Money or Knowledge? What Drives Demand for Financial Services in Emerging Markets?

by Shawn Cole, Thomas Sampson & Bilal Zia

Overview — Why is there apparently limited demand for financial services in emerging markets? On the one hand, low-income individuals may not want formal services when informal savings, credit, and insurance markets function reasonably well, and the benefits of formal financial market participation may not exceed the costs. On the other hand, limited financial literacy could be the barrier: If people are not familiar or comfortable with products, they will not demand them.

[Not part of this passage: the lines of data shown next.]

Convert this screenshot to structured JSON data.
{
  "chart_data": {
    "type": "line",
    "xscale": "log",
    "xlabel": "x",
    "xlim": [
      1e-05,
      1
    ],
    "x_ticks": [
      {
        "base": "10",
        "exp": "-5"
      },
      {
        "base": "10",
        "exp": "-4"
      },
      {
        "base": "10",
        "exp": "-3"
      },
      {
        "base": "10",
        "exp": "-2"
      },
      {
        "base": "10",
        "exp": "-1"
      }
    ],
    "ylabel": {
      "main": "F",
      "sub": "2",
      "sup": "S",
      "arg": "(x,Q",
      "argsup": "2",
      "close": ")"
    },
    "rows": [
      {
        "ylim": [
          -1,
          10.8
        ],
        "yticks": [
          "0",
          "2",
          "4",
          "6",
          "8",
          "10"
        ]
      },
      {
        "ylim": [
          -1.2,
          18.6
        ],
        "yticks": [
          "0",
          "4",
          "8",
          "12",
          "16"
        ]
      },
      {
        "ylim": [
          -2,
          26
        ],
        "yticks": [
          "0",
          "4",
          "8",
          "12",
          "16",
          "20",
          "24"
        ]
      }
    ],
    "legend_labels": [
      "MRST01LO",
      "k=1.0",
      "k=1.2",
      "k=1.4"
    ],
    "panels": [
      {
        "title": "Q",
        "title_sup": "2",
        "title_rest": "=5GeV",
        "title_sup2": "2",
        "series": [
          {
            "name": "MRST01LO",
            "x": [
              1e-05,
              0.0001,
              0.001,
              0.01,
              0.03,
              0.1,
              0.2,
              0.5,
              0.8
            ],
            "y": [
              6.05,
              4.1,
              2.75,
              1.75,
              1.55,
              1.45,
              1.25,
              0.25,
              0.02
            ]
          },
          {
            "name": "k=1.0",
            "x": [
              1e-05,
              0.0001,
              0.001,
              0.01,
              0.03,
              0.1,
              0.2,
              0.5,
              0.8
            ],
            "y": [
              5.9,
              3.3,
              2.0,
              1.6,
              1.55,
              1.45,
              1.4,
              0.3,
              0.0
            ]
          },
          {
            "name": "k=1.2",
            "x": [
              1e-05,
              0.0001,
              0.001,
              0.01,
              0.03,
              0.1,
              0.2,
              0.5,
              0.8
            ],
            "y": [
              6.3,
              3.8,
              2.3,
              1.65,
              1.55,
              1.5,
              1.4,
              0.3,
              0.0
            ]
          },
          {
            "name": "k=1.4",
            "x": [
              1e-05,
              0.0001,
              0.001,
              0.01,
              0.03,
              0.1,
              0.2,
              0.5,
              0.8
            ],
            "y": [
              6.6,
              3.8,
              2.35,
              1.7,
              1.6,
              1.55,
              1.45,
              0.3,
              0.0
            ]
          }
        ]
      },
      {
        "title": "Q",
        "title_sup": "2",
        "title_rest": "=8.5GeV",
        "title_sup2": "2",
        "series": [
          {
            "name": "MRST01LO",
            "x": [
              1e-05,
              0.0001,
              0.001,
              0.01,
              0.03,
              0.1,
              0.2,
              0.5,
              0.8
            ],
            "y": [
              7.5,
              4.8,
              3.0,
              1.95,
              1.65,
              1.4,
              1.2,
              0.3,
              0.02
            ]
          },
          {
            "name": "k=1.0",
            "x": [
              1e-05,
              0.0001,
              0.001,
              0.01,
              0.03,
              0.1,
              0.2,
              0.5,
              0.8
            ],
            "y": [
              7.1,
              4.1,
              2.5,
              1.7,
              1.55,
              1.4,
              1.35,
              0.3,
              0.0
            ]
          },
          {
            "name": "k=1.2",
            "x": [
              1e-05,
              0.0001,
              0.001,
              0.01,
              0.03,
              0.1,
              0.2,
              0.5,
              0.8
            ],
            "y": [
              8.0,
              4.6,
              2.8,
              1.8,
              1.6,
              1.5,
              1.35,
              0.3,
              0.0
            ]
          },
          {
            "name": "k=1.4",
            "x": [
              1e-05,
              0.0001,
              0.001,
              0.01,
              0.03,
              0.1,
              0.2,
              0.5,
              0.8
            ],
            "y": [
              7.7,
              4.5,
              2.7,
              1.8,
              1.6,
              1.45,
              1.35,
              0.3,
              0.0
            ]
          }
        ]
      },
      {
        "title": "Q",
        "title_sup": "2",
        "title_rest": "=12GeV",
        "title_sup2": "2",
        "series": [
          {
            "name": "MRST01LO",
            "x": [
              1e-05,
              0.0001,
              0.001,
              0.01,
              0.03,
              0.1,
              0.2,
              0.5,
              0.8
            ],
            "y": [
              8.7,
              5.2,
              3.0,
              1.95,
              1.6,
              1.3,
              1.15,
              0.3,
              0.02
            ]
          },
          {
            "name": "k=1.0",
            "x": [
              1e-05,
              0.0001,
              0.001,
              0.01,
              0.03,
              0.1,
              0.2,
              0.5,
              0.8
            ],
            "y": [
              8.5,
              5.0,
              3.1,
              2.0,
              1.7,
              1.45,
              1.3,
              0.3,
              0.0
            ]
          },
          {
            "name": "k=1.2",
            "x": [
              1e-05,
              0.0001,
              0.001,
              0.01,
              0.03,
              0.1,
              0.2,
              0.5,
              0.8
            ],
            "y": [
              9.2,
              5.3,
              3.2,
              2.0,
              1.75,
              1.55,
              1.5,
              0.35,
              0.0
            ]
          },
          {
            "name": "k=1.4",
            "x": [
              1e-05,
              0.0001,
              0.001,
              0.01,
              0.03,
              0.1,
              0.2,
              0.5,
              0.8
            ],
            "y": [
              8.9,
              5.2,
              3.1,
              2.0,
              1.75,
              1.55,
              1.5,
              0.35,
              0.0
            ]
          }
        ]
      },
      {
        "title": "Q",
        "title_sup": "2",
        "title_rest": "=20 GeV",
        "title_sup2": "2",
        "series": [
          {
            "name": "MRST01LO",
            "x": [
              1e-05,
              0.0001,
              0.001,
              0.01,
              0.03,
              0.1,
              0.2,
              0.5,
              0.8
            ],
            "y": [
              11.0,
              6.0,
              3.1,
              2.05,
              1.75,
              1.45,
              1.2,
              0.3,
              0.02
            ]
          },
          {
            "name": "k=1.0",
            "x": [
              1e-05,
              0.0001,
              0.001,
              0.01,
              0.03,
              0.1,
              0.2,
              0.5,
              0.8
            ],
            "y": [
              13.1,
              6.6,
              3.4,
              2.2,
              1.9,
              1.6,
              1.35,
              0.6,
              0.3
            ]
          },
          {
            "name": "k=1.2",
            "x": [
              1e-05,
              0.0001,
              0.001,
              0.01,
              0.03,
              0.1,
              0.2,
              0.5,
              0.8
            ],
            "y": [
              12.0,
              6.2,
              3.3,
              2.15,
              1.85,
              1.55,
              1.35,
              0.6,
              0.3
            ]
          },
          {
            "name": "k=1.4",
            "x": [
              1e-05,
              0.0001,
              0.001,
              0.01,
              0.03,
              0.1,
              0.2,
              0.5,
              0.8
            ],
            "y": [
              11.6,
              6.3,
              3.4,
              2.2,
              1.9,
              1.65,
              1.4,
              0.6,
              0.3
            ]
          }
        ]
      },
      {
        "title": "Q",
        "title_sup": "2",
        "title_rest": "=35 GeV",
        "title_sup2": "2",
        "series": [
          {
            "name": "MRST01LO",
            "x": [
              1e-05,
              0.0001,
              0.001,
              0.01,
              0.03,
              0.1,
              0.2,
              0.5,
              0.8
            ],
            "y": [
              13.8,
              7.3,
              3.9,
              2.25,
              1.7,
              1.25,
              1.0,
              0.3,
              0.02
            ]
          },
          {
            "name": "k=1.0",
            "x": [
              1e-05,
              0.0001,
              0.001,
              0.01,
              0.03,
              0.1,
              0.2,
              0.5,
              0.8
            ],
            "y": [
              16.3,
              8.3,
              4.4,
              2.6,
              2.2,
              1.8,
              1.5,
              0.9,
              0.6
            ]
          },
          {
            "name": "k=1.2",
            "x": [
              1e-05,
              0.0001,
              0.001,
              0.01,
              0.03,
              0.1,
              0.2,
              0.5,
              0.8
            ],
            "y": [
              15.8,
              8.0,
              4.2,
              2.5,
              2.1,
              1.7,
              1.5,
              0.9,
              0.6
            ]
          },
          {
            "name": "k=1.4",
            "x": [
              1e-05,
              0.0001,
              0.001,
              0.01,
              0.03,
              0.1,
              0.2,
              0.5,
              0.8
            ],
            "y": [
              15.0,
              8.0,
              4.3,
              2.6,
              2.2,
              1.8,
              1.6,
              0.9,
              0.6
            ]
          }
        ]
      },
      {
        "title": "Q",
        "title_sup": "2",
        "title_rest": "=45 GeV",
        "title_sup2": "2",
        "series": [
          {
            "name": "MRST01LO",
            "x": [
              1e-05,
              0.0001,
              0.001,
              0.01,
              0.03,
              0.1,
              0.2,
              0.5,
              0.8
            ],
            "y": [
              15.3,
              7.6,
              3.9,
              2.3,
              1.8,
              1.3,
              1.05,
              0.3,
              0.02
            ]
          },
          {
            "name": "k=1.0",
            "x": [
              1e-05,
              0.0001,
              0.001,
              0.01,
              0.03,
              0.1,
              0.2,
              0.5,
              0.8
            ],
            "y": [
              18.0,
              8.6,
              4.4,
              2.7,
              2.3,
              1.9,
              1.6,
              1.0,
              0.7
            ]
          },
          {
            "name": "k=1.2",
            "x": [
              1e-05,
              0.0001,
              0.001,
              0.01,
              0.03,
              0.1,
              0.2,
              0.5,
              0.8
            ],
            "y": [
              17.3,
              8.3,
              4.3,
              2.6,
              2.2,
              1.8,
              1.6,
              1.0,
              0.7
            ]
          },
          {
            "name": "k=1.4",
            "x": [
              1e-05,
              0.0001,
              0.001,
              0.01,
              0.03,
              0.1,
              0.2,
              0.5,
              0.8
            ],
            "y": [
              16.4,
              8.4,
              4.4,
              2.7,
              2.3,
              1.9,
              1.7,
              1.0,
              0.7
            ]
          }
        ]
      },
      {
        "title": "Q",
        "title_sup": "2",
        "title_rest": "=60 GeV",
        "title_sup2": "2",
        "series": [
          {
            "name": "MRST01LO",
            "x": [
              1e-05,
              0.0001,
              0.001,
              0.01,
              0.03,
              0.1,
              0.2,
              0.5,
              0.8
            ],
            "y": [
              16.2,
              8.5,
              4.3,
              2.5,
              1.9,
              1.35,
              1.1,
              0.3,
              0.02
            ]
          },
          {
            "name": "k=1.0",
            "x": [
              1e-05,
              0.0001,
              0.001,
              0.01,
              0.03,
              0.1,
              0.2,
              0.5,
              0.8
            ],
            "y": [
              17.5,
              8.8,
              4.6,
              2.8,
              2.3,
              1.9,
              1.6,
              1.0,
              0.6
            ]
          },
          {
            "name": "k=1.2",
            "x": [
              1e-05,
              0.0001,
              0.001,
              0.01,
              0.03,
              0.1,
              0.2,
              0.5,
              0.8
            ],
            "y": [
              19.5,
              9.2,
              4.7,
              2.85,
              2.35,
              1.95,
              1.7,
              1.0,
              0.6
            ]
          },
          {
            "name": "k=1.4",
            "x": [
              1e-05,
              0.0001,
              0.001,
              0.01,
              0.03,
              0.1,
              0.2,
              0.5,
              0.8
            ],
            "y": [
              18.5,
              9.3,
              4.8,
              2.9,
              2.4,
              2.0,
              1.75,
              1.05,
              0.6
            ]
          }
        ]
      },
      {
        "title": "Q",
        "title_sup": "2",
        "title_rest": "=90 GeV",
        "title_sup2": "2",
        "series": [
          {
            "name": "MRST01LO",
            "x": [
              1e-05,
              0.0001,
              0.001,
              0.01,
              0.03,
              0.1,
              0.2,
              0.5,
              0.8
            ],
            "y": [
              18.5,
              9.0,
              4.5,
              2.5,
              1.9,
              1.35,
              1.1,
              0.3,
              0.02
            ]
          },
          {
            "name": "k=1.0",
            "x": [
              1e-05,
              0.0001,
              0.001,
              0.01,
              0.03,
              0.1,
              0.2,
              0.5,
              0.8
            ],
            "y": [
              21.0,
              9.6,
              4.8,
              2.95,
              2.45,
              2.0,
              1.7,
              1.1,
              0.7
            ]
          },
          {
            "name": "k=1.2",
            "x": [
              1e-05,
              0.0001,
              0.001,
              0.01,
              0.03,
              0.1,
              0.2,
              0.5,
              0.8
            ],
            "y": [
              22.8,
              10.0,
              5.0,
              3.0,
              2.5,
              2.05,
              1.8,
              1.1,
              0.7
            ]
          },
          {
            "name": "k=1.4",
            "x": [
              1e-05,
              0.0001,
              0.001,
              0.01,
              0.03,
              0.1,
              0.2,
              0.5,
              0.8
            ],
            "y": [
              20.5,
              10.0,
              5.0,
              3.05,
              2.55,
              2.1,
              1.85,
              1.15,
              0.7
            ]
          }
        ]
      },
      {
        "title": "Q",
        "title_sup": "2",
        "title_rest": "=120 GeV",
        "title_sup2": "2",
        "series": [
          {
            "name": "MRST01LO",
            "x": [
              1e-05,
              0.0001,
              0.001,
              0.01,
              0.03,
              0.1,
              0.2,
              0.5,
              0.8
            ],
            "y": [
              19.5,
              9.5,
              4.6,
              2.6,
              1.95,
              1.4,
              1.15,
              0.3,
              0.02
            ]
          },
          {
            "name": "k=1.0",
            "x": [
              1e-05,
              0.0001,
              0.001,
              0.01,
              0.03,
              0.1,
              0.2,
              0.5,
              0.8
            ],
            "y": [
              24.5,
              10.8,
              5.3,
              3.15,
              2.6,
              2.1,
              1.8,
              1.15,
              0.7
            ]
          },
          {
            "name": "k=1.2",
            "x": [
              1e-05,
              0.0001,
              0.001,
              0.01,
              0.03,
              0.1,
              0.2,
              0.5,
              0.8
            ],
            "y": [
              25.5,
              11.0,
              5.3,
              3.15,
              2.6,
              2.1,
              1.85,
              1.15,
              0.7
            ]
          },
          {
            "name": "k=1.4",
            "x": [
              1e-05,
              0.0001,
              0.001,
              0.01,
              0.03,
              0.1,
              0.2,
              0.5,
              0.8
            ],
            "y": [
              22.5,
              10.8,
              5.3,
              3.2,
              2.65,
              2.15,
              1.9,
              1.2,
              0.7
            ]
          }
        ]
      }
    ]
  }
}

These two views carry significantly different implications for the development of financial markets around the world, and would suggest quite different policy decisions by governments and international organizations seeking to promote "financial deepening." HBS professor Shawn Cole and coauthors found that financial literacy education has no effect on the probability of opening a bank savings account for the full population, although it does significantly increase the probability among those with low initial levels of financial literacy and low levels of education. In contrast, modest financial subsidies significantly increase the share of households that open a bank savings account within the subsequent two months. Key concepts include:

  • Subsidies or price reductions may represent a more cost-effective way of drawing households into the financial system.
  • Financial literacy efforts targeted at the general population may be relatively ineffective.
  • These results do not necessarily constitute support for financial literacy education even among the low-literacy subpopulation. Even if financial literacy programs are carefully targeted, they may still not be cost-effective.

Author Abstract

Why is demand for formal financial services low in emerging markets? One view argues that limited cognitive ability and financial literacy stifle demand. A second view argues that demand is rationally low, because formal financial services are expensive and of relatively low value to the poor. This paper uses original surveys and a field experiment to distinguish between two competing answers to this question. Using original survey data from India and Indonesia, we first show that financial literacy is a powerful predictor of demand for financial services. To test the relative importance of literacy and price, we implement a field experiment, offering randomly selected unbanked households financial literacy education, crossed with small incentive (ranging from US $3 to $14) to open bank savings account. We find that the financial literacy program has no effect on the likelihood of opening a bank savings account in the full sample, but do find modest effects for uneducated and financially illiterate households. In contrast, small subsidy payments have a large effect on the likelihood of opening a savings account. These payments are more than two times more cost-effective than the financial literacy training, though this calculation does not take into account any ancillary benefits of financial education. Keywords: Banking and finance, financial institutions, field experiments, India, Indonesia, economic development, consumer finance, financial education. 37 pages.